Ouvido pela reportagem, Tarek Kteleh, membro da ONG Citizens for a Secure and Safe America (Cidadãos para uma América Segura e Protegida, em tradução literal), focada na segurança no Oriente Médio e no progresso democrático na Síria, relatos de execuções de manifestantes acabarão se concretizando.

“O regime linha-dura acabará por executar e possivelmente matar manifestantes, atirando neles nas ruas se eles começarem a sentir mais perigo para a continuidade do governo”, disse.

Kteleh acrescentou que é de fundamental importância que Washington e a comunidade internacional somem esforços e “coloquem mais pressão do que nunca para amarrar as mãos do regime iraniano”.

Diana Eltahawy, vice-diretora da Anistia Internacional (AI) para o Oriente Médio e Norte da África, se manifestou sobre o assunto. Ela instou as autoridades iranianas a anular imediatamente todas as sentenças de morte  e retirar todas as acusações contra os presos em conexão com sua participação pacífica em protestos. 

“A pena de morte é a punição mais cruel, desumana e degradante, e sua natureza abominável é agravada por julgamentos criminais fundamentalmente falhos, desprovidos de transparência ou independência”, disse ela. 

Por que isso importa?

Os protestos populares tomaram as ruas do Irã após a morte de Mahsa Amini, uma jovem de 22 anos que visitava Teerã, capital do país, quando foi abordada pela “polícia da moralidade” por não usar “corretamente” o hijab, o véu obrigatório para as mulheres. Sob custódia, ela desmaiou, entrou em coma e morreu três dias depois.

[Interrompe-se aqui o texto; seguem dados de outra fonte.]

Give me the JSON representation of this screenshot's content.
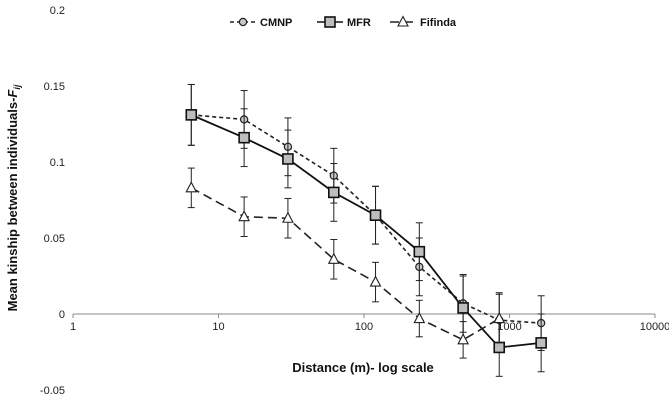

Os protestos começaram no Curdistão, província onde vivia Mahsa, e depois se espalharam por todo o país, com gritos de “morte ao ditador” e pedidos pelo fim da república islâmica. As forças de segurança iranianas passaram a reprimir as manifestações de forma violenta, com relatos de dezenas de mortes.

No início de outubro, a ONG Human Rights Watch (HRW) publicou um relatório que classifica o regime iraniano como “corrupto e autocrático”, denunciando uma série de abusos cometidos pelas forças de segurança na repressão aos protestos populares.

De acordo com a ONG, em ao menos 13 cidades do Irã foram registrados casos de uso de força excessiva ou letal. O relatório cita vídeos divulgados na internet que mostram agentes estatais usando rifles, espingardas e revólveres indiscriminadamente contra a multidão, “matando e ferindo centenas”.

Além dos mortos e feridos, a ONG destaca os casos de “centenas de ativistas, jornalistas e defensores de direitos humanos” que, mesmo de fora dos protestos, acabaram presos pelas autoridades. E cita também o corte dos serviços de internet, com plataformas de mídia social bloqueadas em todo o país desde o dia 21 de setembro, por ordem do Conselho de Segurança Nacional do Irã.